# Evaluation

## Claim upgrade rules

Claims upgrade only after the relevant phase proof gate passes and evidence is recorded.

Required proof concepts:

- provider_live: real provider/API behavior is proven. If credentials or paid-service approval are missing, the blocker may apply only to live proof after provider adapters, config contracts, deterministic test doubles, error handling, and integration tests exist.
- durable_persistence: state survives readback/reload/restart where durability is claimed.
- security_boundary: auth, project/episode scope, secrets, destructive actions, media paths, and unsafe input paths are reviewed.
- no_fake: no static shell, fake green test, placeholder provider, no-op control, in-memory-only demo, generic graph demo, or static card board is claimed as production behavior.
- clean_room_implementation_trace: implementation does not depend on opening the original source repo as implementation input.
- production_readiness: auth/session/tenant boundaries, durable persistence, worker/runtime ownership, deployment shape, observability, CI/e2e gates, and security controls are implemented or explicitly blocked without downgrading scope.
- visual_quality_gate: the first viewport presents a coherent storyboard workbench with ordered shot frames, selected-frame inspector, media/review states, unobstructed canvas controls, and no generic dashboard/graph-demo fallback.

## Loop completion rule

A phase is complete only when:

- observe/plan/execute/verify/reflect/record loop completed at least once
- verification evidence exists
- phase proof gate passes, or an honest blocker is recorded only for unavailable live credentials, external services, paid-service approval, browser tooling, screenshot tooling, or deployment authorization
- blocker/unknowns are not hidden
- failed gates are repaired or routed correctly

## Phase state model

- `checkpoint_recorded`: at least one valid runtime evidence row exists for the phase. This proves evidence discipline only.
- `phase_core_passed`: the phase-owned local vertical path works end to end with matching tests/proof, including UI action/state-transition proof for UI-bearing phases.
- `claim_qualified`: the specific live-provider, browser/e2e, screenshot, deployment, security, worker, or data-lifecycle claim has matching executable proof and may upgrade.

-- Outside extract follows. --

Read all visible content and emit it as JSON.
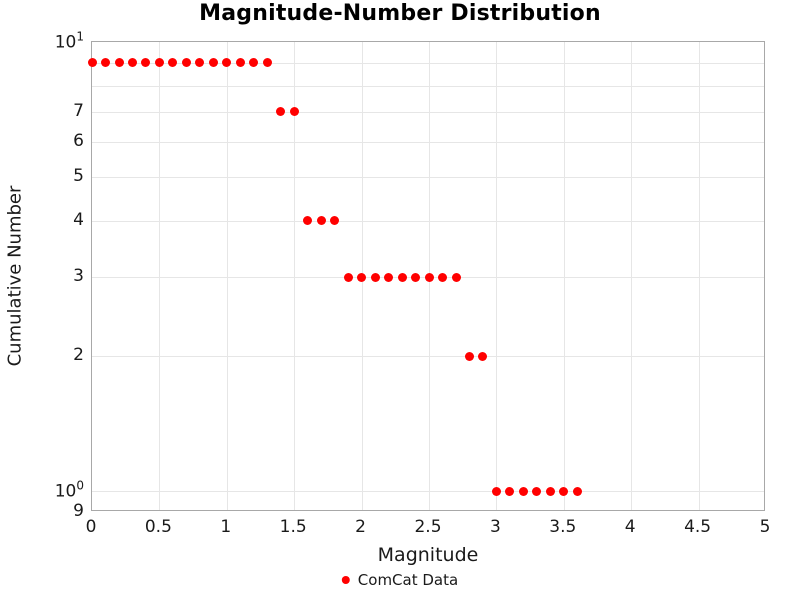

Do not treat `checkpoint_recorded` as `phase_core_passed`. Do not treat `phase_core_passed` as `claim_qualified`.

## Evidence requirements

Each evidence row must include phase id, proof type, provider mode, status, source/command summary, claim proven or blocker, and whether it upgrades a claim.

## Blocker honesty

A blocker preserves scope. Do not silently downgrade the product, hide missing proof, skip required UI states, or call deterministic adapters live providers.

## Continuation versus qualification

Some blockers prevent claim qualification without blocking later implementation. Missing live credentials, unavailable browser/e2e tooling, screenshot tooling, deployment authorization, or external services should be recorded as non-upgrading blocker rows and may set `blocks_continuation: false` when the phase's core local implementation path, persistence, safety checks, and runtime/API proof passed.

Do not use `blocks_continuation: false` for failed core implementation, failed owned persistence, failed local runtime/API proof, unresolved destructive/security ambiguity, missing required project structure, or any condition that makes downstream phases unsafe or invalid.

## Visual quality gate

- visual_quality_gate upgrades only after browser/screenshot evidence is reviewed against the active UX contract and no blocking local-MVP, default-control, generic dashboard, raw text-list, bare graph demo, static card board, or storyboard-specific defect remains.